I make the labels for my jars of honey on a computer by use of the HiJaak drawing program. A master sheet of labels is made on a laser printer then pages of labels are produced on a copy machine. A yellow marker pen gives the bit of color to the labels. The labels are cut out with scissors then pasted on the jars with flour paste

Paste for Labels

I make flour paste by taking 1/3 cup of all-purpose flour and slowly adding a pint of water while stirring to get a good, smooth mixture. Cook over medium heat, stirring constantly, until the mixture boils for about 3 minutes. After it cools a little, I stir in about 1/4 teaspoon of clove oil as a preservative...makes it smell good too. Rice flour makes a whiter paste which I've used over the years in my bookbinding projects, but for affixing honey labels it makes no difference.
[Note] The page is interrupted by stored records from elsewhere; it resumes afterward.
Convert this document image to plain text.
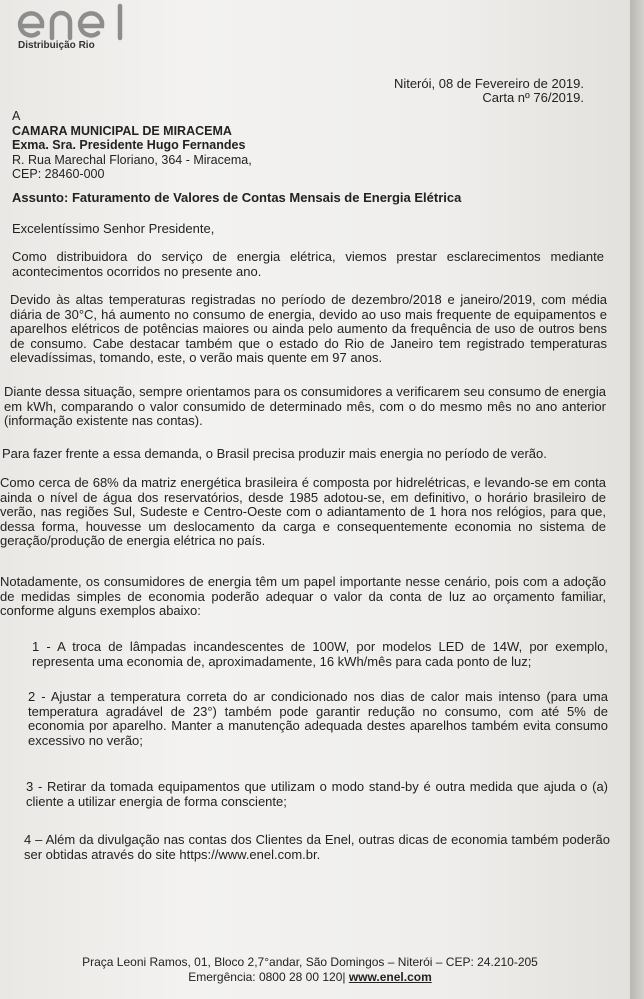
Distribuição Rio
Niterói, 08 de Fevereiro de 2019.
Carta nº 76/2019.
A
CAMARA MUNICIPAL DE MIRACEMA
Exma. Sra. Presidente Hugo Fernandes
R. Rua Marechal Floriano, 364 - Miracema,
CEP: 28460-000
Assunto: Faturamento de Valores de Contas Mensais de Energia Elétrica
Excelentíssimo Senhor Presidente,
Como distribuidora do serviço de energia elétrica, viemos prestar esclarecimentos mediante acontecimentos ocorridos no presente ano.
Devido às altas temperaturas registradas no período de dezembro/2018 e janeiro/2019, com média diária de 30°C, há aumento no consumo de energia, devido ao uso mais frequente de equipamentos e aparelhos elétricos de potências maiores ou ainda pelo aumento da frequência de uso de outros bens de consumo. Cabe destacar também que o estado do Rio de Janeiro tem registrado temperaturas elevadíssimas, tomando, este, o verão mais quente em 97 anos.
Diante dessa situação, sempre orientamos para os consumidores a verificarem seu consumo de energia em kWh, comparando o valor consumido de determinado mês, com o do mesmo mês no ano anterior (informação existente nas contas).
Para fazer frente a essa demanda, o Brasil precisa produzir mais energia no período de verão.
Como cerca de 68% da matriz energética brasileira é composta por hidrelétricas, e levando-se em conta ainda o nível de água dos reservatórios, desde 1985 adotou-se, em definitivo, o horário brasileiro de verão, nas regiões Sul, Sudeste e Centro-Oeste com o adiantamento de 1 hora nos relógios, para que, dessa forma, houvesse um deslocamento da carga e consequentemente economia no sistema de geração/produção de energia elétrica no país.
Notadamente, os consumidores de energia têm um papel importante nesse cenário, pois com a adoção de medidas simples de economia poderão adequar o valor da conta de luz ao orçamento familiar, conforme alguns exemplos abaixo:
1 - A troca de lâmpadas incandescentes de 100W, por modelos LED de 14W, por exemplo, representa uma economia de, aproximadamente, 16 kWh/mês para cada ponto de luz;
2 - Ajustar a temperatura correta do ar condicionado nos dias de calor mais intenso (para uma temperatura agradável de 23°) também pode garantir redução no consumo, com até 5% de economia por aparelho. Manter a manutenção adequada destes aparelhos também evita consumo excessivo no verão;
3 - Retirar da tomada equipamentos que utilizam o modo stand-by é outra medida que ajuda o (a) cliente a utilizar energia de forma consciente;
4 – Além da divulgação nas contas dos Clientes da Enel, outras dicas de economia também poderão ser obtidas através do site https://www.enel.com.br.
Praça Leoni Ramos, 01, Bloco 2,7°andar, São Domingos – Niterói – CEP: 24.210-205
Emergência: 0800 28 00 120| www.enel.com
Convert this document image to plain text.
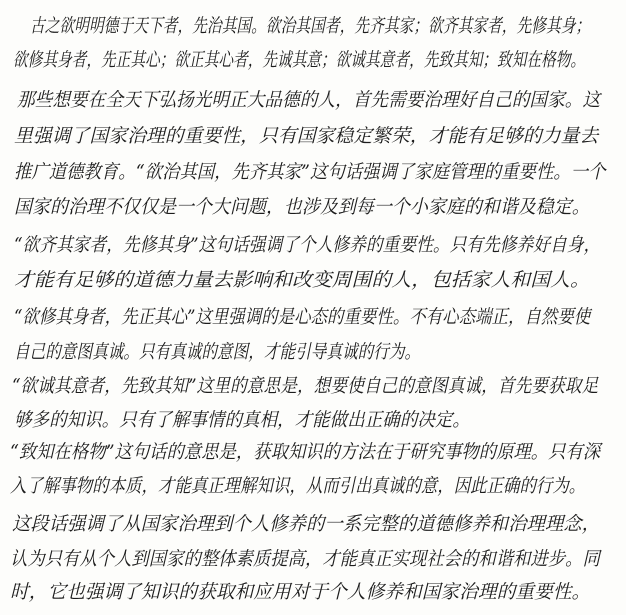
古之欲明明德于天下者，先治其国。欲治其国者，先齐其家；欲齐其家者，先修其身；
欲修其身者，先正其心；欲正其心者，先诚其意；欲诚其意者，先致其知；致知在格物。
那些想要在全天下弘扬光明正大品德的人，首先需要治理好自己的国家。这
里强调了国家治理的重要性，只有国家稳定繁荣，才能有足够的力量去
推广道德教育。“欲治其国，先齐其家”这句话强调了家庭管理的重要性。一个
国家的治理不仅仅是一个大问题，也涉及到每一个小家庭的和谐及稳定。
“欲齐其家者，先修其身”这句话强调了个人修养的重要性。只有先修养好自身，
才能有足够的道德力量去影响和改变周围的人，包括家人和国人。
“欲修其身者，先正其心”这里强调的是心态的重要性。不有心态端正，自然要使
自己的意图真诚。只有真诚的意图，才能引导真诚的行为。
“欲诚其意者，先致其知”这里的意思是，想要使自己的意图真诚，首先要获取足
够多的知识。只有了解事情的真相，才能做出正确的决定。
“致知在格物”这句话的意思是，获取知识的方法在于研究事物的原理。只有深
入了解事物的本质，才能真正理解知识，从而引出真诚的意，因此正确的行为。
这段话强调了从国家治理到个人修养的一系完整的道德修养和治理理念，
认为只有从个人到国家的整体素质提高，才能真正实现社会的和谐和进步。同
时，它也强调了知识的获取和应用对于个人修养和国家治理的重要性。
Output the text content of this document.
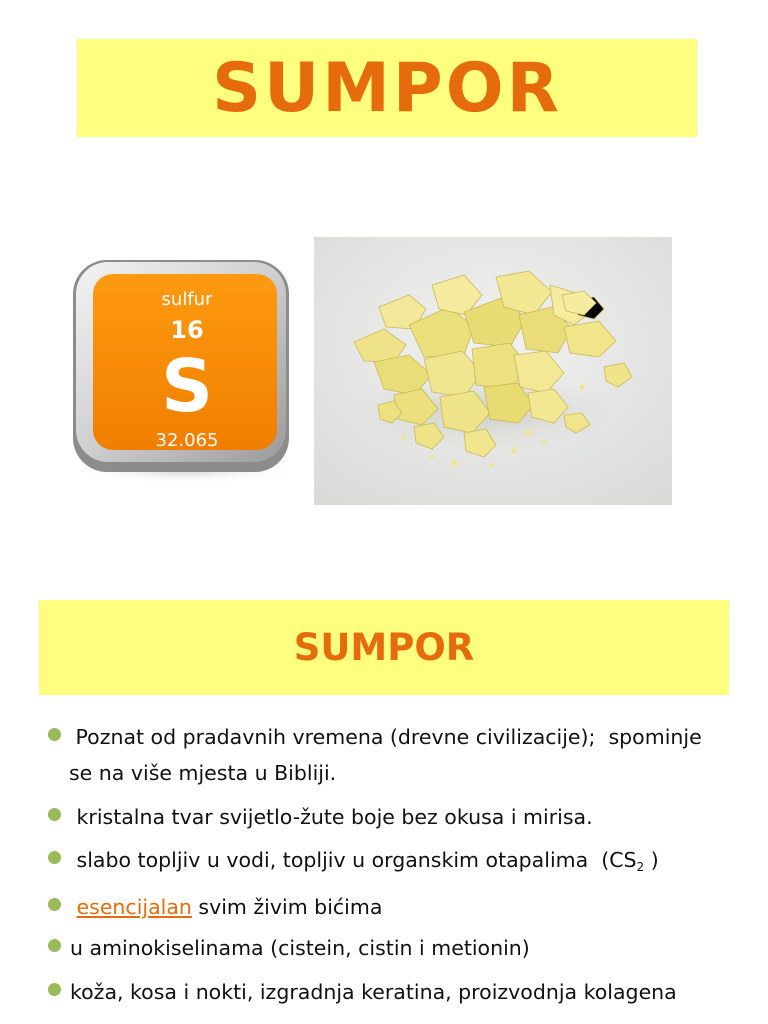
SUMPOR
sulfur
16
S
32.065
SUMPOR
Poznat od pradavnih vremena (drevne civilizacije);  spominje
se na više mjesta u Bibliji.
kristalna tvar svijetlo-žute boje bez okusa i mirisa.
slabo topljiv u vodi, topljiv u organskim otapalima  ($CS_2$ )
esencijalan svim živim bićima
u aminokiselinama (cistein, cistin i metionin)
koža, kosa i nokti, izgradnja keratina, proizvodnja kolagena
I brush the flour paste out on a sheet of glass, pull the label across the glass to get the paste on the label, press the label on the jar, then blot the label with a damp cloth. Labels that look better and are self-adhesive can be purchased, but I enjoy making my own.

Processing Beeswax

To get clear blocks of wax, I put my wax scraps, or blocks that have trash in them, inside the leg of an old pantyhose. I tie a load up, cut it off the pantyhose, then put the load in the solar melter where it rests on a clean sheet of paper. The melted wax filters through a paper coffee filter...cheapest I can find. I collect the melted wax in a bread pan then pour it into molds if I don't wish it to harden into a big block in the bread pan. The photo shows rectangular blocks which were molded in a commercially available mold (6 blocks). The blocks have the word BEESWAX molded into the surface. The round cakes of beeswax were molded in muffin baking pans which come in small and large sizes. Teflon coated pans work well, but even so I will wipe the pans with a towel that has been sprayed with silicon lubricant just to make sure that I will get a good release.

Things to do with Beeswax

There are many things that can be done with beeswax:: make candles, compound lotions and polishes, make lost wax castings, batik, decorate eggs with Ukranian art styles, and the list goes on and on.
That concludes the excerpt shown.